By TOM DAVIS, Guest Columnist
A few weeks ago, a $228 million Medicaid deficit was laid at the doorstep of the General Assembly, and legislators on both sides of the political aisle have been scrambling ever since to blame someone. First they said the former state Health and Human Services director was incompetent. Then they chastised the Budget and Control Board and the State Budget Office for not providing adequate oversight. And just last week they accused former Gov. Mark Sanford of underestimating health-care costs.
As a member of the agency deficit subcommittee appointed by Sen. Glenn McConnell, I will work with my colleagues to uncover the facts and then follow wherever they lead us. But one thing I know for sure right now: A primary cause of the Medicaid deficit is poor public policy enacted by the General Assembly. Specifically, the Legislature’s role in creating the problem can be boiled down to three things:
• It ignored warnings that accepting so-called stimulus money would make it almost impossible to control Medicaid costs in the future.
• Through a complex and sometimes-anonymous budget proviso system, it protected the profits of special interests that benefit financially from our Medicaid system.
• And it prohibited our state’s Health and Human Services director from using basic Medicaid cost-control measures enjoyed by the directors in every other state.
In 2009, my first year as a state senator, I joined Sen. McConnell and 11 others in voting against accepting $740 million in one-time federal stimulus money to grow our state’s Medicaid program far beyond our ability to sustain it. The price for taking that money — giving away our ability to control the size of the Medicaid pool in the future — was simply too high.
But a majority of lawmakers wanted the money, and so we took it. And predictably, the number of people on our Medicaid rolls has skyrocketed. There are now more than 975,000 South Carolinians receiving Medicaid benefits, with thousands more added each month. And we are powerless to stop this growth because the original restrictions on cost containment were codified last year as part of Obamacare.
Lawmakers also have driven up Medicaid costs by dictating, through budget provisos, what care is to be provided, how much is to be paid and to whom.

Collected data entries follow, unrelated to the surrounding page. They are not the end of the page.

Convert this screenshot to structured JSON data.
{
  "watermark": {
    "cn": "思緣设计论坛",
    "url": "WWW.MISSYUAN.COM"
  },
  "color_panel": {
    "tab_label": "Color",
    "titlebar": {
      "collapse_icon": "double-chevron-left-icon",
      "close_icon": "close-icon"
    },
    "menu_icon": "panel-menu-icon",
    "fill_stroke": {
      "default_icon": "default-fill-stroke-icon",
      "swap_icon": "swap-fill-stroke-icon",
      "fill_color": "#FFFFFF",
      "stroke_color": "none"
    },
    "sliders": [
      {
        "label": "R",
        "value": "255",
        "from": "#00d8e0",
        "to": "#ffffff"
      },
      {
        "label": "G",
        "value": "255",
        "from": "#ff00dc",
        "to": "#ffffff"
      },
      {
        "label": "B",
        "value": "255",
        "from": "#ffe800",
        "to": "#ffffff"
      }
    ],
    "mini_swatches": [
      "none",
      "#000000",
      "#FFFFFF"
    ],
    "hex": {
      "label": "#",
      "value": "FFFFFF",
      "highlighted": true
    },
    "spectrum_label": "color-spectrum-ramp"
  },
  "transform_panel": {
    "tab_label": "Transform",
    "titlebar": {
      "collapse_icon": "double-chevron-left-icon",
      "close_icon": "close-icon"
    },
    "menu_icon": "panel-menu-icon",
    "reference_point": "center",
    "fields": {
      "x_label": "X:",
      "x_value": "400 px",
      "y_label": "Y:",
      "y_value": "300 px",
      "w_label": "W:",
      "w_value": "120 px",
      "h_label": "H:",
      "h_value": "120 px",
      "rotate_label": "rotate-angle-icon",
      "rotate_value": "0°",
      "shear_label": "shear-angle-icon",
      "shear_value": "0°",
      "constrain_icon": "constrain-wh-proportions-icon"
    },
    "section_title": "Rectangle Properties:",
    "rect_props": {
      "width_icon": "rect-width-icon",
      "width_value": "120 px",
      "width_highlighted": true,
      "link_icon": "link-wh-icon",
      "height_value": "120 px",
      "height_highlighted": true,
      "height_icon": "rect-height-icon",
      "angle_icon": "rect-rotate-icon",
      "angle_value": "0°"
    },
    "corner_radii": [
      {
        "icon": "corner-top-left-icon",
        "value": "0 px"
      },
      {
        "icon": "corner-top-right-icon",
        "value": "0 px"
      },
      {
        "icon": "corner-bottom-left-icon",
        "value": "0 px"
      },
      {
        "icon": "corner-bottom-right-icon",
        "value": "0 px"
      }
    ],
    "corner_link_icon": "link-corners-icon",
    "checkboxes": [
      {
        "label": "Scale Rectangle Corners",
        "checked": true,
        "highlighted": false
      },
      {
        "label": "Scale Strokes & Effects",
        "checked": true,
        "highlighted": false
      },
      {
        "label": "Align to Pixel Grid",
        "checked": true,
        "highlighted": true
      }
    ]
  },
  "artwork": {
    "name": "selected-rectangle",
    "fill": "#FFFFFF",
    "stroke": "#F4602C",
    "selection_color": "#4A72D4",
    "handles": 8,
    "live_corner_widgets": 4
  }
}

Budget provisos in Columbia are like earmarks in Washington; they allow lawmakers to protect well-connected special interests without having to identify themselves. Provisos simply appear seemingly out of thin air. The current state budget has 946 provisos, and here are a few that drive up Medicaid costs:
• Reductions in fees paid to certain health-care providers are outlawed.
• Funding for certain health centers is protected.
• Increases in payments to specific care facilities are required.
• Coverage for chiropractic services is mandated.
• Reductions in pharmacy reimbursement rates are prohibited.
• Brand-name drugs are allowed even if not prescribed per medical guidelines.
Other states trust their Medicaid directors to decide how to allocate a decreasing amount of money in order to provide the best possible health care to an increasing number of people. And yet in South Carolina we tolerate a politically driven process where those with enough money to buy access to lawmakers win and everyone else loses.
This political access by big-time Medicaid players to lawmakers, of course, is provided by lobbyists. Here in America, hiring a high-powered lobbyist is simply good business. A recent economic study of the federal American Jobs Creation Act of 2009 found that for every dollar spent in lobbying, $220 worth of special favors were obtained. So in a very cynical sense, one can’t blame the special interests for playing the pay-to-play game. But we can and should blame lawmakers.
Gov. Nikki Haley has appointed Tony Keck, a health-care expert with a record of delivering quality health care services to the needy in a tight fiscal climate, to serve as the Health and Human Services director and manage our Medicaid program. The Legislature needs to get out of the way and let him do his job, and it can start by getting rid of the special laws that protect the favored few.
There’s reason for hope. On Thursday, the Senate started debate on S.434, a bill sponsored by Sens. Harvey Peeler and Kevin Bryant to suspend four of the special-interest protections. Here’s hoping that the General Assembly passes that bill, and then kicks the proviso habit for good.
Mr. Davis, an attorney who served as chief of staff to Gov. Mark Sanford, represents Beaufort County in the state Senate.